A woman’s Instagram video of herself on her fitness journey became an unintended milestone in an entirely different journey—one of profound grief.
Sierra Mendez was filming her workout in 2023 not knowing her brother, someone she considered her best friend, had died just two hours earlier. Since her loss, Mendez threw herself into her fitness. Now, two years later, her physical strength serves as a symbol for her emotional strength in the face of immense loss. Mendez, 23, spoke to Newsweek about her journey through grief, and how she imagines her brother’s pride in her for her dedication.
“She doesn’t know it yet, but her best friend/brother died two hours before she recorded this,” Mendez captioned the video. “Many of you followed me along this grieving process. It literally happened a few months into my journey and I was already 90 pounds down the last time I saw Blaise—he was so so proud of me. He was one of my biggest support systems.”
@sierra2fit/Instagfram
Mendez explained the depth of the relationship she had with her brother, Blaise, to Newsweek.
“My brother…was my best friend, as we grew up in an alcoholic and abusive home and had to have each other’s back throughout all of the hardship,” she said. “We shared many mutual friends despite only being two years apart and our favorite thing to do was go on road trips.”
The morning of her brother’s death, Mendez said she remembered feeling unmotivated, but pushed through her workout anyway.
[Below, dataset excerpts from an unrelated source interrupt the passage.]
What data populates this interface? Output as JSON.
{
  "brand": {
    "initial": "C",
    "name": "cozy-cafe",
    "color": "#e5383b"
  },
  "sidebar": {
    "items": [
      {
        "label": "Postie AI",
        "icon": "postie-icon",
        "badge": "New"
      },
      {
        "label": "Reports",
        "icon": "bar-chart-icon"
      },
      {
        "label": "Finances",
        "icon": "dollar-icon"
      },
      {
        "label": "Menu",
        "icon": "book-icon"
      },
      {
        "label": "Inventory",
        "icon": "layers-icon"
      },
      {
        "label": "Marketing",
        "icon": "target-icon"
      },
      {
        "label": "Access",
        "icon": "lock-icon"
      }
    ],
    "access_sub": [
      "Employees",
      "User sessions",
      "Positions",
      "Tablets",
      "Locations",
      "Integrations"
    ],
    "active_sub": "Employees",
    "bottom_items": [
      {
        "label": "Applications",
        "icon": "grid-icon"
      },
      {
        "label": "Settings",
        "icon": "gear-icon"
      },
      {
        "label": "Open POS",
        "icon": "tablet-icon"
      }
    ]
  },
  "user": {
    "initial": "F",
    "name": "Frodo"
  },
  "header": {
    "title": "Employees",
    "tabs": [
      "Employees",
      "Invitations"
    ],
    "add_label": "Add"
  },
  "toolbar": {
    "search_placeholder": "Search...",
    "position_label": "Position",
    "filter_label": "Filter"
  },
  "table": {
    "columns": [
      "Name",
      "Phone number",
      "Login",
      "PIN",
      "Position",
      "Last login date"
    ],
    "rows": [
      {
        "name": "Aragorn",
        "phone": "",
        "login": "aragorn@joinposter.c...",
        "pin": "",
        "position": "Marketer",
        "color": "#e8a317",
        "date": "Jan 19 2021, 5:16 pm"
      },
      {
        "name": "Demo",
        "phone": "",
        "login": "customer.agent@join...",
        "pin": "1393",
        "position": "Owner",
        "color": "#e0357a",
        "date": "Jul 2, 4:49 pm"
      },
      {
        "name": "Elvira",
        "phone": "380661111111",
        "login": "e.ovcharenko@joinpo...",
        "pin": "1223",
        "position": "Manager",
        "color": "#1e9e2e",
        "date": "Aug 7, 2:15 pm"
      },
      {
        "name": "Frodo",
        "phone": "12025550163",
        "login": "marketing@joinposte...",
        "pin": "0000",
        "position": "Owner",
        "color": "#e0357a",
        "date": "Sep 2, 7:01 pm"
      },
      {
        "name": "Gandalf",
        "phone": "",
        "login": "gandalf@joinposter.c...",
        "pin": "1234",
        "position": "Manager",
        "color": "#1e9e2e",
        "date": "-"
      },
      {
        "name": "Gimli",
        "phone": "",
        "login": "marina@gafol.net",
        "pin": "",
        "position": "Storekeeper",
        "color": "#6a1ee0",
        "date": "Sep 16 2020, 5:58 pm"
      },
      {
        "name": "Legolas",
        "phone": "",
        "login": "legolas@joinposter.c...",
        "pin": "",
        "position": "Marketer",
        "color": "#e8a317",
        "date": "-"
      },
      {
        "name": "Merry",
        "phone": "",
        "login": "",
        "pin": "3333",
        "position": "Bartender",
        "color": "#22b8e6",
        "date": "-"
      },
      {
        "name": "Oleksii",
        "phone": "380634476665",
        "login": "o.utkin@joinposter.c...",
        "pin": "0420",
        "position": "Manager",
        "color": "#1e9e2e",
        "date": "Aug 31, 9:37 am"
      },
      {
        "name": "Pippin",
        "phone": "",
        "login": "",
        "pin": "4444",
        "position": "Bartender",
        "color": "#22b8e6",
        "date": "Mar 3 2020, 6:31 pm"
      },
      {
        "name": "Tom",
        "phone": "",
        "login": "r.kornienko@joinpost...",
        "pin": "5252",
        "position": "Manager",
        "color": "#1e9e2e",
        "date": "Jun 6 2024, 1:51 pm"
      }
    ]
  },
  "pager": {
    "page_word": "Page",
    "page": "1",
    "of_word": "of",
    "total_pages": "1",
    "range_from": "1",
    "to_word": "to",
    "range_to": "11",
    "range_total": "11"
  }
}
Seven hours later, she began receiving multiple phone calls from her mother.
“My mom was blowing my phone up, and I usually don’t answer her calls due to our poor relationship,” she recalled. “Eventually, she texted ‘SOS, it’s about Blaise.’ I finally answered the phone and she shared the heartbreaking news barely able to breathe, she had to hand the phone over to the officer accompanying her at the time.”
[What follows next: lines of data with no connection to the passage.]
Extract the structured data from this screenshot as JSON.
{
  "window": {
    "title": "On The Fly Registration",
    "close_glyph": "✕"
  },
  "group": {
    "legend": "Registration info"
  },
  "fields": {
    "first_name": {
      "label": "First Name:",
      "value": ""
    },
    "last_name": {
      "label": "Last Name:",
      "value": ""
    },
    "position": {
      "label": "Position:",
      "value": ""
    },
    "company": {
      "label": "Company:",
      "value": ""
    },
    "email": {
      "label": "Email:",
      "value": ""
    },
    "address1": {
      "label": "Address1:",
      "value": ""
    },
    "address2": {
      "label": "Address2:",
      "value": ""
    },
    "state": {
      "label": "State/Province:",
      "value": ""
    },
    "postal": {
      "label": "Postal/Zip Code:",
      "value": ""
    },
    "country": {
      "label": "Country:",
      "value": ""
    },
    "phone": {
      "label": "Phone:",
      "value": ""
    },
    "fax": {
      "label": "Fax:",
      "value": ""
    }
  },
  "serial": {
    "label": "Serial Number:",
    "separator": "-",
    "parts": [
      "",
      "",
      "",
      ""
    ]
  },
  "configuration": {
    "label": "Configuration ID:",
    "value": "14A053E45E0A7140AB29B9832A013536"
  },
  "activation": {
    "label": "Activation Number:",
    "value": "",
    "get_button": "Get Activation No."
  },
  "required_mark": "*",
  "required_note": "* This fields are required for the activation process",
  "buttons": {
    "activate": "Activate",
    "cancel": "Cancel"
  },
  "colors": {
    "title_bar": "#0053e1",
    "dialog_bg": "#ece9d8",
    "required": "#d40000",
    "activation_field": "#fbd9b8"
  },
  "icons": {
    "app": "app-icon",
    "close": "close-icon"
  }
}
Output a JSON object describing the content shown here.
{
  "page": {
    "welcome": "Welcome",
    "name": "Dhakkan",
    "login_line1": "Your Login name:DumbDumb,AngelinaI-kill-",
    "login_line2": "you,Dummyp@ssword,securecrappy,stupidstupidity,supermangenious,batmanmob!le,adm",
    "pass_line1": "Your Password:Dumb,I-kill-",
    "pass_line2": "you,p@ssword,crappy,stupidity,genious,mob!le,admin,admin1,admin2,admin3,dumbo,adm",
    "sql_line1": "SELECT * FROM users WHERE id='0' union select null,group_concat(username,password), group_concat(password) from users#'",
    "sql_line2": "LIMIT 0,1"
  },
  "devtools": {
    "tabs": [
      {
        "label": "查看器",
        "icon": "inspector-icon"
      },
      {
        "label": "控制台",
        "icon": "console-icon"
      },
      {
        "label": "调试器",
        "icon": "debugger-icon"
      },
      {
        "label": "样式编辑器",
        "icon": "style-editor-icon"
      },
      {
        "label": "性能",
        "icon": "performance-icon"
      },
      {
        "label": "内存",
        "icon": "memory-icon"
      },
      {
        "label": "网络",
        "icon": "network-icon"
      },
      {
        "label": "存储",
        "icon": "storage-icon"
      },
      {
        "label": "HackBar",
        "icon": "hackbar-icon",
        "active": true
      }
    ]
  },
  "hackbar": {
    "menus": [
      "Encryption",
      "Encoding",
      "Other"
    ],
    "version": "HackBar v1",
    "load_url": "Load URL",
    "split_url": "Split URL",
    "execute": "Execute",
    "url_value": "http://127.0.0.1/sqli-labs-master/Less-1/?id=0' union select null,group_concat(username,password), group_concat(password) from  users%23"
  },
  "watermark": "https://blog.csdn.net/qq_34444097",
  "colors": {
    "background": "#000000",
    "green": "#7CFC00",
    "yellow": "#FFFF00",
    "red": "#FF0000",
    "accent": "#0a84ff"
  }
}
Mendez’s first response was disbelief. “Stop lying,” she told the officer. Blaise had just posted an Instagram story hours before, and she had recently stopped by his work. He had been struggling with mental health issues and was living out of his car.
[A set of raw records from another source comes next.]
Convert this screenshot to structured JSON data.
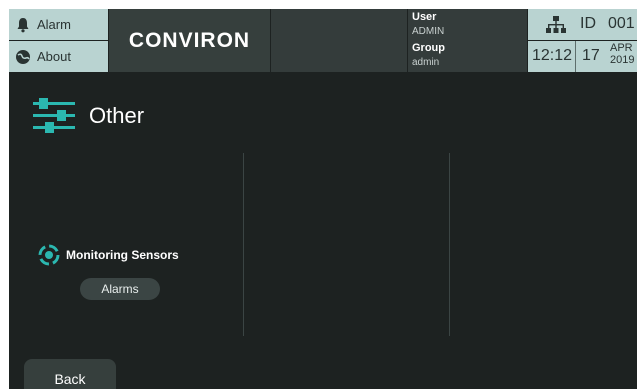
{
  "header": {
    "alarm_label": "Alarm",
    "about_label": "About",
    "logo_text": "CONVIRON",
    "user_label": "User",
    "user_value": "ADMIN",
    "group_label": "Group",
    "group_value": "admin",
    "id_label": "ID",
    "id_value": "001",
    "time": "12:12",
    "date_day": "17",
    "date_month": "APR",
    "date_year": "2019"
  },
  "page": {
    "title": "Other"
  },
  "sections": {
    "monitoring_label": "Monitoring Sensors",
    "alarms_button": "Alarms"
  },
  "footer": {
    "back_label": "Back"
  },
  "colors": {
    "background": "#1d2221",
    "panel": "#363f3d",
    "button_light": "#b9d3d1",
    "accent": "#2bb8b0"
  }
}
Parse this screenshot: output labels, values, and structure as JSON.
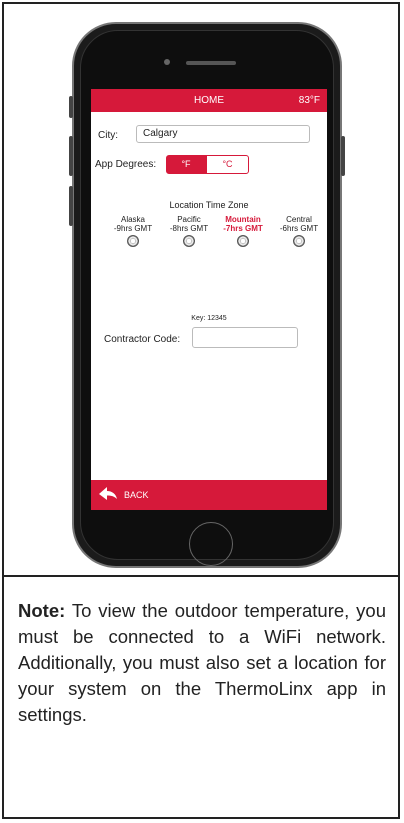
{
  "header": {
    "title": "HOME",
    "temperature": "83°F"
  },
  "city": {
    "label": "City:",
    "value": "Calgary"
  },
  "app_degrees": {
    "label": "App Degrees:",
    "options": [
      "°F",
      "°C"
    ],
    "selected": "°F"
  },
  "timezone": {
    "title": "Location Time Zone",
    "zones": [
      {
        "name": "Alaska",
        "offset": "-9hrs  GMT",
        "active": false
      },
      {
        "name": "Pacific",
        "offset": "-8hrs  GMT",
        "active": false
      },
      {
        "name": "Mountain",
        "offset": "-7hrs  GMT",
        "active": true
      },
      {
        "name": "Central",
        "offset": "-6hrs  GMT",
        "active": false
      }
    ]
  },
  "key": "Key: 12345",
  "contractor": {
    "label": "Contractor Code:",
    "value": ""
  },
  "footer": {
    "back_label": "BACK"
  },
  "note": {
    "prefix": "Note:",
    "text": " To view the outdoor temperature, you must be connected to a WiFi network. Additionally, you must also set a location for your system on the ThermoLinx app in settings."
  },
  "colors": {
    "accent": "#d6193a"
  }
}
“He had passed on November 8th, 2023 in a tragic one-car accident while under the influence shortly after I spoke with him about not following in our parents’ footsteps,” Mendez said.
‘He Would Be Proud’
Since the loss of her brother, Mendez said she has continued to use the gym as both an outlet and a refuge.
“The gym was the one place I could push the anger out, crying in the weights section, sometimes even pushing more weight than some of the guys next to me,” she said. “It was the one place I could push my body and turn my thoughts off.”
Before Blaise died, he had been one of her greatest champions during her weight loss journey.
“My brother was also the biggest supporter of my weight loss journey and he had even came to the gym with me a few times allowing me to teach him a thing or two,” Mendez shared. “[The gym] became my safe haven and a reminder that he would be proud that I’m still showing up to this day.”
Her gym journey and grief journey have intertwined in ways she never could have imagined. Building physical strength alongside emotional resilience wasn’t easy, but she still showed up.
“I no longer eat for comfort like I did when I was 300 pounds,” she said. “I go to the gym instead, even on my worst days…I still consider it a place for ‘me time’ no matter how bad I’m feeling emotionally or mentally.
“I think showing up on your worst days is the key,” she concluded. “It makes the good days feel like you’re going to the bounce house at your friend’s birthday party when you were younger—and the bad days feel like therapy.”